I am defining a single class with a destructor method that prints ‘__del__’,
and running that source code string using exec with the module’s dict like so:
import rtmidi
import sys
import types
import time
import gc
s = """
class A:
def __del__(self):
print('__del__')
a = A()
"""
m = types.ModuleType('mine')
exec(s, m.__dict__)
print('deleting...')
m = None
print('done')
and the output is:
deleting...
done
__del__
I the “__del__" to come between “deleting…” and “done”. This is not being run
from the interactive interpreter by via a .py file.

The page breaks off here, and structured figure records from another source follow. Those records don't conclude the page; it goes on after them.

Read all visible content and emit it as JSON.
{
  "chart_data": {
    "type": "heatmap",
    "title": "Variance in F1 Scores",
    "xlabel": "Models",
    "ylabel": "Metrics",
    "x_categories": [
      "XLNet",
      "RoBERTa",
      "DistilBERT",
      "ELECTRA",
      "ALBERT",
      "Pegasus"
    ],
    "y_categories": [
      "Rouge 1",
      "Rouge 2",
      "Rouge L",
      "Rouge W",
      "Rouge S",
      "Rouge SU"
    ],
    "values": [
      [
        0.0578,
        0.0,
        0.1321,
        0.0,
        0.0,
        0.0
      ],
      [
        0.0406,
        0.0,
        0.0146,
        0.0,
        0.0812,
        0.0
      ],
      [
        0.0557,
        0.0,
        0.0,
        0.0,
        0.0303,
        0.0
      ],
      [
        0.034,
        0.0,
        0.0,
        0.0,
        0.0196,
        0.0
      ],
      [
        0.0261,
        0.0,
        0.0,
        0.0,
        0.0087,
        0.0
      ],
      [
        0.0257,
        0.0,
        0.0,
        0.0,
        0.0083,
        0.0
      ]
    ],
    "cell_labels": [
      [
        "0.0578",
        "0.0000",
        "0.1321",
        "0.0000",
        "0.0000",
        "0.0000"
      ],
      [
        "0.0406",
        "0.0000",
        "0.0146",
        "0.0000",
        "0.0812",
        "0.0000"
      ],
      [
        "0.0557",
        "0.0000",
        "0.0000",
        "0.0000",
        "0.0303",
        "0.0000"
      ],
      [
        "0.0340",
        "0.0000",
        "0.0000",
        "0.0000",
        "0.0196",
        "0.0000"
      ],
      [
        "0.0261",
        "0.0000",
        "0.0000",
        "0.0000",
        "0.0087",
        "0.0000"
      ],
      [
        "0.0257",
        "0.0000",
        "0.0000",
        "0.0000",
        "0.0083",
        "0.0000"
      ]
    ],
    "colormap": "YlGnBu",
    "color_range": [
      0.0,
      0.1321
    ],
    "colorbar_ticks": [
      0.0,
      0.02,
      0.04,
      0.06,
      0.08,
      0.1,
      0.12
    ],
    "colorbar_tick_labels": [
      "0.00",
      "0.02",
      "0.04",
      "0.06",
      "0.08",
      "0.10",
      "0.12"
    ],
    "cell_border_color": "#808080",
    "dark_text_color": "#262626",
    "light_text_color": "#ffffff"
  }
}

> On Nov 23, 2014, at 12:56 AM, Ian Kelly <[email protected]> wrote:
>
> On Sun, Nov 23, 2014 at 2:48 AM, Ian Kelly <[email protected]> wrote:
>> On Sat, Nov 22, 2014 at 11:49 PM, Patrick Stinson <[email protected]>
>> wrote:
>>> If I create a module with imp.new_module(name), how can I unload it so that
>>> all the references contained in it are set to zero and the module is
>>> deleted? deleting the reference that is returned doesn’t seem to do the
>>> job, and it’s not in sys.modules, so where is the dangling reference?
>>
>> How are you determining that the module is not deleted?
>
> From my testing, using Python 3.4:
>
>>>> for i in range(5): imp.new_module('spam')
> ...
> <module 'spam'>
> <module 'spam'>
> <module 'spam'>
> <module 'spam'>
> <module 'spam'>
>>>> import gc, types
>>>> [m for m in gc.get_objects() if isinstance(m, types.ModuleType) and
>>>> m.__name__ == 'spam']
> [<module 'spam'>]
>>>> 42
> 42
>>>> [m for m in gc.get_objects() if isinstance(m, types.ModuleType) and
>>>> m.__name__ == 'spam']
> []
>
> In this case one of the created modules was hanging around because it
> was still referenced by the special "_" variable of the interactive
> interpreter. Evaluating a new expression cleared that out and deleted
> the module. Maybe you're seeing the same thing.